The Strongest Storm To Ever Hit US Soil Just Devastated These Islands

A 44-year-old woman died after seeking shelter in an abandoned building that collapsed during Typhoon Yutu.

At least one person is dead and more than 50,000 residents in the Northern Mariana Islands are without power after the strongest storm on record to strike the United States soil swept over the Pacific territory, officials said.

Typhoon Yutu, a Category 5 storm, passed directly over the island of Tinian on Thursday with sustained winds of 178 mph, the most intense cyclone to ever pass over the islands, according to the National Oceanic and Atmospheric Administration.

The tin roofs of many residential homes in the Commonwealth of the Northern Marianas (CNMI) were ripped off during the storm, hundreds of power lines were toppled, and once-beautiful white sand beaches appeared wiped out.

A 44-year-old woman died on Saipan during the height of the storm when she sought shelter in an abandoned building that collapsed, according to a statement from the governor.

CNMI is a US territory — with the status of a commonwealth like Puerto Rico — located in the Pacific Ocean about 3,700 miles west of Honolulu. The territory includes 14 islands, with the majority of residents living on Saipan, Tinian, and Rota.

Ralph Torres, the governor of CNMI, said damage to critical infrastructure and homes had left many residents displaced and that all shelters on Saipan and Tinian were now at full capacity.
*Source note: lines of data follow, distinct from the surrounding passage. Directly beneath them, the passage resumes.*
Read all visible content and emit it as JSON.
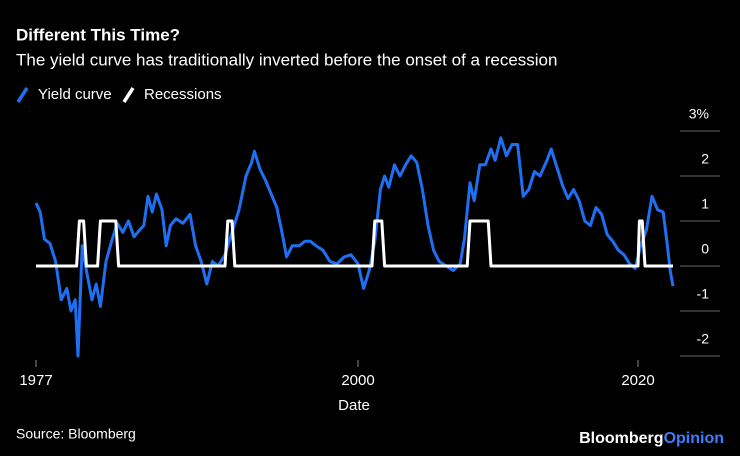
{
  "chart_data": {
    "type": "line",
    "title": "Different This Time?",
    "subtitle": "The yield curve has traditionally inverted before the onset of a recession",
    "xlabel": "Date",
    "source": "Source: Bloomberg",
    "brand": {
      "name": "Bloomberg",
      "suffix": "Opinion"
    },
    "xlim": [
      1977,
      2022.5
    ],
    "xticks": [
      1977,
      2000,
      2020
    ],
    "ylim": [
      -2,
      3
    ],
    "yticks": [
      -2,
      -1,
      0,
      1,
      2,
      {
        "value": 3,
        "label": "3%"
      }
    ],
    "grid": true,
    "legend": "top-left",
    "series": [
      {
        "name": "Yield curve",
        "color": "#1f6ff2",
        "x": [
          1977.0,
          1977.3,
          1977.6,
          1978.0,
          1978.4,
          1978.8,
          1979.2,
          1979.5,
          1979.8,
          1980.0,
          1980.3,
          1980.6,
          1981.0,
          1981.3,
          1981.6,
          1982.0,
          1982.4,
          1982.8,
          1983.2,
          1983.6,
          1984.0,
          1984.4,
          1984.7,
          1985.0,
          1985.3,
          1985.6,
          1986.0,
          1986.3,
          1986.6,
          1987.0,
          1987.5,
          1988.0,
          1988.4,
          1988.8,
          1989.2,
          1989.6,
          1990.0,
          1990.5,
          1991.0,
          1991.5,
          1992.0,
          1992.4,
          1992.6,
          1993.0,
          1993.4,
          1993.8,
          1994.2,
          1994.6,
          1994.9,
          1995.3,
          1995.8,
          1996.2,
          1996.6,
          1997.0,
          1997.5,
          1998.0,
          1998.5,
          1999.0,
          1999.5,
          2000.0,
          2000.4,
          2000.8,
          2001.2,
          2001.6,
          2001.9,
          2002.2,
          2002.6,
          2003.0,
          2003.4,
          2003.8,
          2004.2,
          2004.6,
          2005.0,
          2005.4,
          2005.8,
          2006.3,
          2006.8,
          2007.3,
          2007.6,
          2008.0,
          2008.3,
          2008.7,
          2009.1,
          2009.5,
          2009.8,
          2010.2,
          2010.6,
          2011.0,
          2011.4,
          2011.8,
          2012.2,
          2012.6,
          2013.0,
          2013.5,
          2013.8,
          2014.2,
          2014.6,
          2015.0,
          2015.4,
          2015.8,
          2016.2,
          2016.6,
          2017.0,
          2017.4,
          2017.8,
          2018.2,
          2018.6,
          2019.0,
          2019.4,
          2019.8,
          2020.2,
          2020.6,
          2021.0,
          2021.4,
          2021.8,
          2022.1,
          2022.3,
          2022.5
        ],
        "values": [
          1.4,
          1.2,
          0.6,
          0.5,
          0.1,
          -0.75,
          -0.5,
          -1.0,
          -0.75,
          -2.0,
          0.45,
          -0.1,
          -0.75,
          -0.4,
          -0.9,
          0.1,
          0.55,
          0.95,
          0.75,
          1.0,
          0.65,
          0.8,
          0.9,
          1.55,
          1.2,
          1.6,
          1.25,
          0.45,
          0.9,
          1.05,
          0.95,
          1.15,
          0.45,
          0.1,
          -0.4,
          0.1,
          0.0,
          0.25,
          0.75,
          1.25,
          2.0,
          2.3,
          2.55,
          2.15,
          1.9,
          1.6,
          1.3,
          0.7,
          0.2,
          0.45,
          0.45,
          0.55,
          0.55,
          0.45,
          0.35,
          0.1,
          0.05,
          0.2,
          0.25,
          0.05,
          -0.5,
          -0.1,
          0.55,
          1.7,
          2.0,
          1.75,
          2.25,
          2.0,
          2.25,
          2.45,
          2.3,
          1.7,
          0.9,
          0.35,
          0.1,
          0.0,
          -0.1,
          0.05,
          0.6,
          1.85,
          1.45,
          2.25,
          2.25,
          2.6,
          2.35,
          2.85,
          2.45,
          2.7,
          2.7,
          1.55,
          1.7,
          2.1,
          2.0,
          2.35,
          2.6,
          2.2,
          1.8,
          1.5,
          1.7,
          1.45,
          1.0,
          0.9,
          1.3,
          1.15,
          0.7,
          0.55,
          0.35,
          0.25,
          0.05,
          -0.05,
          0.45,
          0.8,
          1.55,
          1.25,
          1.2,
          0.45,
          -0.1,
          -0.45
        ]
      },
      {
        "name": "Recessions",
        "color": "#ffffff",
        "x": [
          1977,
          1979.9,
          1980.1,
          1980.4,
          1980.6,
          1981.4,
          1981.6,
          1982.7,
          1982.9,
          1990.5,
          1990.7,
          1991.0,
          1991.2,
          2001.0,
          2001.2,
          2001.7,
          2001.9,
          2007.8,
          2008.0,
          2009.3,
          2009.5,
          2020.0,
          2020.1,
          2020.3,
          2020.5,
          2022.5
        ],
        "values": [
          0,
          0,
          1,
          1,
          0,
          0,
          1,
          1,
          0,
          0,
          1,
          1,
          0,
          0,
          1,
          1,
          0,
          0,
          1,
          1,
          0,
          0,
          1,
          1,
          0,
          0
        ]
      }
    ]
  }
}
He said first responders were clearing roads and that they were working with the public school system to open additional shelters.

"Our first responders remain vigilant and working around the clock by clearing roadways, tending to damaged infrastructure, and providing support for our displaced residents," Gov. Torres said in a statement Wednesday.

"This is the worst storm to hit the Marianas since Typhoon Jean back in 1968," the governor said. "Marianas, while we have been battered by this disaster, we will be stronger because we are resilient. Our community, our neighbors, our friends, and our families are ready to rebuild stronger and faster than this typhoon."

The local utility company reported as many as 300 downed power lines, 400 leaning poles, and a number of downed transformers and conductors on Saipan and Tinian.

"A request has been made through FEMA for 700 to 800 power poles, transformers, and additional materials to begin power restoration," the governor said. "Assessments are ongoing regarding timeframe for water and power restoration."

Torres said that water restoration would be the first priority, but it was not clear how long it will take to reinstate it to the island residents.

Mayor Joey San Nicolas said in a Facebook video that Tinian had been "devastated" by Typhoon Yutu.

"We currently have no power and water at this time," the mayor said. "Our ports at this time are inaccessible and several other points within the island our currently inaccessible."

San Nicolas said they have deployed emergency responders to undergo rescue operations to help people who wanted to move into the shelters, which are being powered by generators. He added that Tinian has clearly been hit hard, but officials still needed to do an assessment of damage.

Rep. Ed Propst, a member of the CNMI House of Representatives, posted on Facebook that his home on Saipan was mostly destroyed during the typhoon, and that he, his wife, and kids had to hide in a tiny bedroom to survive the storm.

"Our home in Dandan took on massive damage when some of the storm boards covering the windows flew off during Yutu's powerful 200+ mile an hour gusts," wrote Propst. "One of our sliding glass door panels then got blown out, and our heavy dining room table and its chairs wedged against it got tossed aside. Next to go was one of the glass panels in our bedroom. Suddenly we had Yutu's powerful gusts blowing directly into our home and rain shooting in sideways, as if water extinguishers had been activated and sprayed all over our home."

"Our bedroom door's hinges suddenly ripped off and the door tumbled into the hallway," he continued. "We grabbed the kids and huddled into a tiny bedroom."

Propst and his family were able to remain in the house through the night, and in the morning started cleaning up debris.

"Despite the destruction at our doorsteps, we find comfort in knowing we have each other, neighbor helping neighbor, everyone sharing what they have and giving whatever they can," he added. "This is the Commonwealth we all know and love and why we cannot leave. This is home..for better or for worse, and we are committed to making it better."